Et cela vaut de tout, de tout ! Cela vaut de notre vie organique comme de notre vie mentale, cela vaut de toutes les relations entre les hommes comme de tous nos rapports avec l'univers. Eh bien, la Trinité, c'est l'éclatement de l'esprit, c'est la révélation précisément d'un Absolu qui est tel parce qu'il est totalement désapproprié de lui-même et que Sa Vie n'est qu'une éternelle effusion d'Amour, elle est de n'avoir prise sur soi qu'en se communiquant, de ne se percevoir qu'en se donnant, de ne se voir qu'en regardant l'Autre parce qu'on ne se perçoit que dans cette perpétuelle libération de l'être quand il s'identifie avec l'Amour.

Il n'y a aucun doute que ce grand secret d'amour caché dans le cœur de Dieu, il n'y a aucun doute qu'il déchire le voile, qu'il éclaire notre problème à sa racine, qu'il nous fait prendre conscience de tout ce sourd travail au fond de nous-même, de ce conflit entre le moi possessif, instinctif, cosmique ET l'Infini dont nous avons le pressentiment en nous et dans les autres.

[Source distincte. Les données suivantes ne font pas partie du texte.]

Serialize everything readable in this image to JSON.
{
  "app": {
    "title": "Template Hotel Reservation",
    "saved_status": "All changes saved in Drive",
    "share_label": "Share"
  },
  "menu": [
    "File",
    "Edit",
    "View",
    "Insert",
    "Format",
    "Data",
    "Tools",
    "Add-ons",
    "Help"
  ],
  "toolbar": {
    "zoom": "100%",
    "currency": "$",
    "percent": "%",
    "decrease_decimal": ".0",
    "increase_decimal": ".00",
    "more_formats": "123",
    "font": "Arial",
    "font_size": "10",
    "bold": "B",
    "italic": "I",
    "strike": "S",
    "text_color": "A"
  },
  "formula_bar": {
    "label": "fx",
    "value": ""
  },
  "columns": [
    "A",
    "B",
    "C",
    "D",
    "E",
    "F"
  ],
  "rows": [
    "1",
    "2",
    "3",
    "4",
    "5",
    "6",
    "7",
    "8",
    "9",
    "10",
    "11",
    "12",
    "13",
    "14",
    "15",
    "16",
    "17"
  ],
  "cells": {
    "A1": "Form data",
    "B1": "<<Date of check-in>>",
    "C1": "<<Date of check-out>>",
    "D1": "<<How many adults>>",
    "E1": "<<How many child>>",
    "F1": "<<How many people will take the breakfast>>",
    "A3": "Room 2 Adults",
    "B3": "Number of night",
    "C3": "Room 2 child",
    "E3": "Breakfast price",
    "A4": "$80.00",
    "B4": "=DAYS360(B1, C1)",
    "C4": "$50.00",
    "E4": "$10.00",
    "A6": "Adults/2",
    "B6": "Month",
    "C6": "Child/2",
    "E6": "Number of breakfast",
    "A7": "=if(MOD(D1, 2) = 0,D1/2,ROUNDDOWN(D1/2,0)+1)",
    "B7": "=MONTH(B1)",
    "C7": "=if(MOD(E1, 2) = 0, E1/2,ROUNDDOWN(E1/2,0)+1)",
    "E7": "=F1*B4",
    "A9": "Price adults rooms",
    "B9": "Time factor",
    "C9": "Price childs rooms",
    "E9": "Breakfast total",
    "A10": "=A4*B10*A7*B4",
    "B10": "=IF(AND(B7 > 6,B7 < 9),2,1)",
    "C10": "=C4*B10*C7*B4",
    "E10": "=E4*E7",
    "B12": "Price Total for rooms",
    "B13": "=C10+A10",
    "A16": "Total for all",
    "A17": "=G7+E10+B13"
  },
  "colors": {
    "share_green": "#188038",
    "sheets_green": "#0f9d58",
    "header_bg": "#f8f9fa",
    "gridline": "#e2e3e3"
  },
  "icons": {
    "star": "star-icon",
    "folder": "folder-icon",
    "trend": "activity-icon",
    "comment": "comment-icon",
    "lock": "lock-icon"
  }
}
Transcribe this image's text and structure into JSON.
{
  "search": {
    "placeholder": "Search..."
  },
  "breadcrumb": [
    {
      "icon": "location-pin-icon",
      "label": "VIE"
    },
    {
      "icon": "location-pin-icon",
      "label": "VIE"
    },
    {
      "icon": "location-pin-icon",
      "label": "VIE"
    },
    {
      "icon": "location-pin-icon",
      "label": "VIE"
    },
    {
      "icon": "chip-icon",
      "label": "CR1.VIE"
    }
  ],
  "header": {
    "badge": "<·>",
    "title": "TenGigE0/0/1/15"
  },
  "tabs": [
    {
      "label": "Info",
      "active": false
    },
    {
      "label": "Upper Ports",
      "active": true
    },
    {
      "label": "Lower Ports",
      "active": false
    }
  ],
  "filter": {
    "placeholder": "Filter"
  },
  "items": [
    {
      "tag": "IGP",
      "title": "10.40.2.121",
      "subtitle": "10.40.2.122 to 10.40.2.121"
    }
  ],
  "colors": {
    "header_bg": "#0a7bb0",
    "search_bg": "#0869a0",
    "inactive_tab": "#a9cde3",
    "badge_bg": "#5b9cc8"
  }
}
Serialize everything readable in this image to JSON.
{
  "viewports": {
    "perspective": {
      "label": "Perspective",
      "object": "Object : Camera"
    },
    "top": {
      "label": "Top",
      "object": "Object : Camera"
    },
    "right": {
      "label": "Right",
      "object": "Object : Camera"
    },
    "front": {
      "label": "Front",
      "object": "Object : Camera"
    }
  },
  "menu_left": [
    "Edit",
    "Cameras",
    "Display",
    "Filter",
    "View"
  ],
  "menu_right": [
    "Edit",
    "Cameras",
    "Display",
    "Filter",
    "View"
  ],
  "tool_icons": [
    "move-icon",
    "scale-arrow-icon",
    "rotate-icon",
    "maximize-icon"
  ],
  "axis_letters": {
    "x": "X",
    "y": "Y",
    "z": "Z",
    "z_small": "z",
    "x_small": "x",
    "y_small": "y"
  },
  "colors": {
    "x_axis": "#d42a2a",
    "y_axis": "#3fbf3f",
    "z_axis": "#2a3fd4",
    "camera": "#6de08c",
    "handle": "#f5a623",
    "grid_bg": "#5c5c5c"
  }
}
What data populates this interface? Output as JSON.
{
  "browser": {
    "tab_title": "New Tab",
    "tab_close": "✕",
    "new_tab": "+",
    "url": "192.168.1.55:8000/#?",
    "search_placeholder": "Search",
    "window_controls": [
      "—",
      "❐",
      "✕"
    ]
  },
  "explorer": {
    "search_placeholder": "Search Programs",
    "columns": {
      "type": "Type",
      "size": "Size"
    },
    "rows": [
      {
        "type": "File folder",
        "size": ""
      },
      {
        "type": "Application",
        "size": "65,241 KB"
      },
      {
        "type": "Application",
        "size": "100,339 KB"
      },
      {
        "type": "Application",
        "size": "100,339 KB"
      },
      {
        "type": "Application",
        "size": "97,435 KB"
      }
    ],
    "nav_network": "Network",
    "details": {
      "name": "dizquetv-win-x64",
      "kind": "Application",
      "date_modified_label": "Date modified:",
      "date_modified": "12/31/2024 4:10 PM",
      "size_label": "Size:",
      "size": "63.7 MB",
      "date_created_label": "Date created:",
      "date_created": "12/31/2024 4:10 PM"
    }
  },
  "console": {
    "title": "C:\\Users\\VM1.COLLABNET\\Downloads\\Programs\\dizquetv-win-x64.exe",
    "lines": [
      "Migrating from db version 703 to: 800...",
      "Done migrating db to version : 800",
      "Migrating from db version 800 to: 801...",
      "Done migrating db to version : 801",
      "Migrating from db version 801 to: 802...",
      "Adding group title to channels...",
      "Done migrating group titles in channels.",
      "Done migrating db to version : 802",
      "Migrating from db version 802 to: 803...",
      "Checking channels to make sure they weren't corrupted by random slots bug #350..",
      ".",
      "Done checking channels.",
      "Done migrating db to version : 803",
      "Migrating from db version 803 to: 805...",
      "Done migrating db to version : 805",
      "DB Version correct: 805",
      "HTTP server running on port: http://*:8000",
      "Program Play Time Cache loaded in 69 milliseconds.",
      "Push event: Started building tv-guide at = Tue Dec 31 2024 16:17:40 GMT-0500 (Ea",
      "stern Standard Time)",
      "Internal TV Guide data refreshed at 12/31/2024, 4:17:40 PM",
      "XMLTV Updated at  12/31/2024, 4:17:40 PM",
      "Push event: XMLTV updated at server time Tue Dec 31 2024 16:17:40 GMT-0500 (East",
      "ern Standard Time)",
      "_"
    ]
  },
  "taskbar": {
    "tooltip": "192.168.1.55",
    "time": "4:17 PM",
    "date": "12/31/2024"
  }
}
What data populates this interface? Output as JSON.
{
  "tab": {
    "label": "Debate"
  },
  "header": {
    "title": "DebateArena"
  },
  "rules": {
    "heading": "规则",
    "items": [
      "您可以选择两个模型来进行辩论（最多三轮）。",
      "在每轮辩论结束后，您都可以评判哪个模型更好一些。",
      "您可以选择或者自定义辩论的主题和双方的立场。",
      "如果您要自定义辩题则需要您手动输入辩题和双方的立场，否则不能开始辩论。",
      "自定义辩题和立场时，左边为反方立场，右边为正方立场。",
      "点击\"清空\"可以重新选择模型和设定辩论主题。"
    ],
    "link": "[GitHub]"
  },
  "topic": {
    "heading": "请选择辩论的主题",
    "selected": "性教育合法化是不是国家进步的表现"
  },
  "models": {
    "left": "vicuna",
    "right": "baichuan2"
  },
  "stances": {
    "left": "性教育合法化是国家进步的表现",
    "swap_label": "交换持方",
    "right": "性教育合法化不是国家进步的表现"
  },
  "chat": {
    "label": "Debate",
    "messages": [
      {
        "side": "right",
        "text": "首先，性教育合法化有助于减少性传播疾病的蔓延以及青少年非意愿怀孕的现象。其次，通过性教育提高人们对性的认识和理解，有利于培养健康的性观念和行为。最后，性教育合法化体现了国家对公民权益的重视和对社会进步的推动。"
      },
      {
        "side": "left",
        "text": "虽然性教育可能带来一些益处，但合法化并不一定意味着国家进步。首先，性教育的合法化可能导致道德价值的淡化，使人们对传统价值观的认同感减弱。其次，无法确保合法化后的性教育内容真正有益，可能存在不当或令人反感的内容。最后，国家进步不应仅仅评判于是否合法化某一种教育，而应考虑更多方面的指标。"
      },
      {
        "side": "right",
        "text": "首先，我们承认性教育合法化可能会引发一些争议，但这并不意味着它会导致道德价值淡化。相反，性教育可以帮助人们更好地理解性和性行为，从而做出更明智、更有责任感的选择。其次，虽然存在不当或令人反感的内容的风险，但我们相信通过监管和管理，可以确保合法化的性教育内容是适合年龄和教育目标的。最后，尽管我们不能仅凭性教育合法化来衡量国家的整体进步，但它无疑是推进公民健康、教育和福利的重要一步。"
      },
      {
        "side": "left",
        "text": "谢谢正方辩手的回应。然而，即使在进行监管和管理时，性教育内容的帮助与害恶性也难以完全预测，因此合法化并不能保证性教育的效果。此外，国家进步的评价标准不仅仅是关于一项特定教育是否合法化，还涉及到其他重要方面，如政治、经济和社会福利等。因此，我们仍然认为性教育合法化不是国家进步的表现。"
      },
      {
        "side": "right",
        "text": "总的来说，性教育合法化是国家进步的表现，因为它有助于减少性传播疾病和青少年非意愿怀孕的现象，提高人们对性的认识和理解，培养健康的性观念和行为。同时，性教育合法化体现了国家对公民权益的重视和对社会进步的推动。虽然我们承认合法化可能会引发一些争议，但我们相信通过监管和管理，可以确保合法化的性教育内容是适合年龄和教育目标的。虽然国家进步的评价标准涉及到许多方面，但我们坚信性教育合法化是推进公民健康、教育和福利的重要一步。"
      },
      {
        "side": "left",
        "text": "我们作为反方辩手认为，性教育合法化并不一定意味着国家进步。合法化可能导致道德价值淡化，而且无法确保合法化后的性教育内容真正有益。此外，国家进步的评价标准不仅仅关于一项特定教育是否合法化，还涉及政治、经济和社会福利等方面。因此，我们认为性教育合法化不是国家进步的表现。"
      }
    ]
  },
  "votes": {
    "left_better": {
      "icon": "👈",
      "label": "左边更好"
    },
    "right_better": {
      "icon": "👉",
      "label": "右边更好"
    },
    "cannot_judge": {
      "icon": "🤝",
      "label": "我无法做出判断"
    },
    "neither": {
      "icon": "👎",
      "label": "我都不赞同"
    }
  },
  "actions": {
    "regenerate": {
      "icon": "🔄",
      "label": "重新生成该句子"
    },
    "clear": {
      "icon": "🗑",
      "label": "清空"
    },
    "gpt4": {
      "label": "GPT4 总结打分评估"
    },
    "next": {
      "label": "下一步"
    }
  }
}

La lumière de la Trinité Divine nous rend immédiatement compréhensible la nécessité de cette évacuation parce qu'elle nous aspire, parce qu'elle nous fournit le modèle incomparable, parce qu'elle seule peut nous guérir de notre constante ambition, de ce besoin de nous faire valoir en restant au plan où nous sommes. Sans doute faut-il se faire valoir, mais il fallait en trouver le chemin, et le chemin, c'est cela même, le chemin de la Valeur, c'est cette désappropriation radicale au cœur de la Divinité.

Rien n'est plus éblouissant, rien n'est plus nouveau, rien n'est plus stimulant, rien n'éclaire davantage nos profondeurs car, devant ce modèle divin, nous comprenons que ce n'est pas nous défaire que nous quitter, ce n'est pas nous désintégrer que nous transformer en une pure offrande d'amour, que c'est cela être, qu'être finalement s'identifie avec l'Amour et que la Trinité veut dire cela : l'Etre s'identifie avec l'Amour. "

Il n'y a pas besoin de souligner combien cette découverte, combien cette libération dans la rencontre avec la Trinité Divine, combien tout cela diffère des conceptions où Dieu est vu avant tout comme le maître dont nous dépendons, comme le législateur auquel nous sommes soumis et comme la limite, finalement, la limite indépassable devant laquelle nous avons à nous arrêter, et ce n'est pas la première fois que nous avons l'occasion de le remarquer bien entendu.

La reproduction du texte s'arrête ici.